The European Lung Foundation (ELF) was founded by ERS to bring together patients and the public with professionals. ELF produces public versions of ERS guidelines to summarise the recommendations made to healthcare professionals in Europe, in a simple format for all to understand. These documents do not contain detailed information on each condition and should be used in conjunction with other patient information and discussions with your doctor. More information on lung conditions can be found on the ELF website: www.europeanlung.org  

Adherence: the extent to which someone follows the health advice or treatment plan agreed with healthcare professionals. 

Chronic obstructive pulmonary disease (COPD): a long-term condition that causes inflammation in the lungs, damaged lung tissue and a narrowing of the airways, making breathing difficult. 

Digital twin: a digital replica of a person, system, object or process. The model can collect patient data digitally in real time, and provides insights using advanced simulation techniques. The data can be used to benchmark, validate and improve the model.
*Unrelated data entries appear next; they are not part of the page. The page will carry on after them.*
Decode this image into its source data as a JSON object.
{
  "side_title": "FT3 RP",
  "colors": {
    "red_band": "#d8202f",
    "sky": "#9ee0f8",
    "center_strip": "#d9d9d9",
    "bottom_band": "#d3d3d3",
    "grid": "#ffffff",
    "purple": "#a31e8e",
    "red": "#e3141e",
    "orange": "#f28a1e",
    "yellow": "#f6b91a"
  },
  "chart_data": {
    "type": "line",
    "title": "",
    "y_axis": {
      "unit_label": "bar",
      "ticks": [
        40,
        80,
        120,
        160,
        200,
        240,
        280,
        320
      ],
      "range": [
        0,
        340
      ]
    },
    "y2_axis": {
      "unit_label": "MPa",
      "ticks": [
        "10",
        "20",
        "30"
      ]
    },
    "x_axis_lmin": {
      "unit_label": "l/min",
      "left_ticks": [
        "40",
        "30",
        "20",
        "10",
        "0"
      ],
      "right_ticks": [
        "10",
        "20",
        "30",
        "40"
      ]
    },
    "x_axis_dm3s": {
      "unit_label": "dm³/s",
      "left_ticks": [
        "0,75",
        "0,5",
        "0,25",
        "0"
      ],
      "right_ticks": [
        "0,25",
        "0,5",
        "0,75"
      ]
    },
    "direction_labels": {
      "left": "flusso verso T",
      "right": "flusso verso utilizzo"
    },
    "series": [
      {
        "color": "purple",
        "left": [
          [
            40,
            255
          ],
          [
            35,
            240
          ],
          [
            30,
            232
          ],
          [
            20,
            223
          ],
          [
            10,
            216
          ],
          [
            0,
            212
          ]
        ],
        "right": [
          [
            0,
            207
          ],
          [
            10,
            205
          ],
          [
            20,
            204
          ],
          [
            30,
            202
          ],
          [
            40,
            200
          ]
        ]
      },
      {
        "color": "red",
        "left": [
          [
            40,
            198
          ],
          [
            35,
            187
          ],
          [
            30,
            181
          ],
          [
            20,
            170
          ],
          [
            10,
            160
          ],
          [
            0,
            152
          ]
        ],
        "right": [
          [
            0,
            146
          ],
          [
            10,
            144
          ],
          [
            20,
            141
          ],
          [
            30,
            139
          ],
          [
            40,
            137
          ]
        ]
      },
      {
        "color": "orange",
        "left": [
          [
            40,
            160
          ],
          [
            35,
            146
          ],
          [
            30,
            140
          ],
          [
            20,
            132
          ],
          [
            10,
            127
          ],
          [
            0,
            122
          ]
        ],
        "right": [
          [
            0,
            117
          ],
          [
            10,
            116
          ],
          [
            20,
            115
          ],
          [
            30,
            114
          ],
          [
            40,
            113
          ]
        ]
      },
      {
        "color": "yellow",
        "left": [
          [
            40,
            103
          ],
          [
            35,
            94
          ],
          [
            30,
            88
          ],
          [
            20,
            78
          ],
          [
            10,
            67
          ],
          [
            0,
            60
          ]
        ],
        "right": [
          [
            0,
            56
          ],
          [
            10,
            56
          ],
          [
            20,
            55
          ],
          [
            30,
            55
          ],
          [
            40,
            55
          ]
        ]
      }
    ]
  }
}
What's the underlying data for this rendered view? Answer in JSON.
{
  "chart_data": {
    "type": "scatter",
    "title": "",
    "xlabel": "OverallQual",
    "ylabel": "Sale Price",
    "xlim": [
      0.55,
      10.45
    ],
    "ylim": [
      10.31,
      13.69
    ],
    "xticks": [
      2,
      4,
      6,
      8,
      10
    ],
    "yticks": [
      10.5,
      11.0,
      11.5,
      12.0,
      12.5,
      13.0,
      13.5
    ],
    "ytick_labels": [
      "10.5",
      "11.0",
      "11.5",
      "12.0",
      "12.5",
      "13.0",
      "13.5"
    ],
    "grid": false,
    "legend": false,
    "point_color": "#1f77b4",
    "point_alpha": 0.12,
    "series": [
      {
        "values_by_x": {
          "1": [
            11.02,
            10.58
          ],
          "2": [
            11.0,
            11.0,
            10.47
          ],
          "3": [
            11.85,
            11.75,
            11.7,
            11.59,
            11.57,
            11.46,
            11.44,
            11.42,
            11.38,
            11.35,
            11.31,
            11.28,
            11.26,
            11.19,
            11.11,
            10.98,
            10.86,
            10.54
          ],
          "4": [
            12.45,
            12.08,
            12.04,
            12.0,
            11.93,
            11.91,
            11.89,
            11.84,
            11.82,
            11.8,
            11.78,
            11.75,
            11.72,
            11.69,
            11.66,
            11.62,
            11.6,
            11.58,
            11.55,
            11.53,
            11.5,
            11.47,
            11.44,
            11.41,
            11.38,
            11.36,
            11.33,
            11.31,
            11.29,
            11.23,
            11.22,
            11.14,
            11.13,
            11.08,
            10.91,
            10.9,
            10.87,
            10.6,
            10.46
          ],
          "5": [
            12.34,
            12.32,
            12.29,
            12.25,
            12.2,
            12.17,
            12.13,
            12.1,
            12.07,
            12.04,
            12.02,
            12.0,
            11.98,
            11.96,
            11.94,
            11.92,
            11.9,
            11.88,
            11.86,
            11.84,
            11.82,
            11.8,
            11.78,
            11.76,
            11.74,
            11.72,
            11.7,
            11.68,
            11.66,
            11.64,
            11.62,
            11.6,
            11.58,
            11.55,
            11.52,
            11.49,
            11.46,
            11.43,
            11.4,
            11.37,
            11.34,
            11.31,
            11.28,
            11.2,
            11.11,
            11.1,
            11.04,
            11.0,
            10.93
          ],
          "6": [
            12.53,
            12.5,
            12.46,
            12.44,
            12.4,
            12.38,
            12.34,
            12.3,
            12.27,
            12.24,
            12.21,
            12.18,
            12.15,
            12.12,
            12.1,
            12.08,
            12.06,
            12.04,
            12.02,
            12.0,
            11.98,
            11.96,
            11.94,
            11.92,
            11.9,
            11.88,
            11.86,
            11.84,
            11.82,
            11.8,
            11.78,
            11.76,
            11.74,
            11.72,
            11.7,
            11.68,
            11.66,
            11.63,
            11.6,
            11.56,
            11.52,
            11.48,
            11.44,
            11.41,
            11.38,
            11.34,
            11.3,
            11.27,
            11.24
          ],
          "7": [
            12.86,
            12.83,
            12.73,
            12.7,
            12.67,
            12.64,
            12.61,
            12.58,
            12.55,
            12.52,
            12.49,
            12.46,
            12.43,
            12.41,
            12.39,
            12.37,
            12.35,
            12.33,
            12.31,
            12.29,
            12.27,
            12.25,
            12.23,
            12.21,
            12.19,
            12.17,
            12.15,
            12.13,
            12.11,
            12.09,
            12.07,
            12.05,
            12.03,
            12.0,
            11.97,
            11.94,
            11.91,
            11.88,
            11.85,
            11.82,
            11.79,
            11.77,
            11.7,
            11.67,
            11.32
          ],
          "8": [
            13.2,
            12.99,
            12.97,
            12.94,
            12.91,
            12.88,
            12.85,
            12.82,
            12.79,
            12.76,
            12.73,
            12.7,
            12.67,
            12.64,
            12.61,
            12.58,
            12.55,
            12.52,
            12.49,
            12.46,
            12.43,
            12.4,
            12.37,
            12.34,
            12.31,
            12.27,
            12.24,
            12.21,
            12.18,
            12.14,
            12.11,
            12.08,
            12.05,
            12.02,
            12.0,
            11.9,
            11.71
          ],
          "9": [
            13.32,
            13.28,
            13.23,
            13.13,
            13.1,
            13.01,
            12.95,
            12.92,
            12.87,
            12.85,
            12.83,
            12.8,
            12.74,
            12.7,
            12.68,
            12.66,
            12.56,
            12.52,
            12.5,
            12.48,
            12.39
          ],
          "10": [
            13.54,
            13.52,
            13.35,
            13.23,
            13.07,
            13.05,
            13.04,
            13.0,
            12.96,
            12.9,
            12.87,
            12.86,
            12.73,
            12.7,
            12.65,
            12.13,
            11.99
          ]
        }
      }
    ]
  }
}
Digital twin data can provide additional insights into people’s lifestyles, environment and state of mind, which can affect the personalised implementation, titration and success of treatment. 

Exacerbation: a noticeable worsening of a condition. 

Follow-up: observation over a period of time of a person, group or defined population to observe changes in health status, or health- and social care-related variables. 

Health-related quality of life: a combination of a person’s physical, mental and social wellbeing; not just the absence of disease. This can include emotions, sleep, social life, how energetic a person feels, and general life satisfaction. In respiratory illness, health-related quality of life is measured using questionnaires such as the St George’s Respiratory Questionnaire and the Chronic Respiratory Questionnaire. 

Obesity hypoventilation syndrome (OHS): a combination of obesity, daytime high levels of carbon dioxide and abnormal breathing during sleep. 

Obstructive sleep apnoea (OSA): a condition in which the individual is briefly unable to breathe when asleep, due to temporary obstruction of the windpipe. This affects the quality of sleep, leading to daytime sleepiness and effects on the heart and blood pressure. 

Ventilator–patient synchrony: how well the support from the ventilator matches the timing and effort of a patient’s breaths. 

Virtual reality: a simulated three-dimensional environment that allows learners to interact with virtual objects and observe their effects in real time. It can be used for support and basic troubleshooting, increasing confidence in their ability to perform a task and providing opportunities to refresh knowledge and skills.  

Wearable technology: electronic devices that are used to collect and communicate information about the body. Examples include smartwatches, implants, patches, rings and smart tattoos.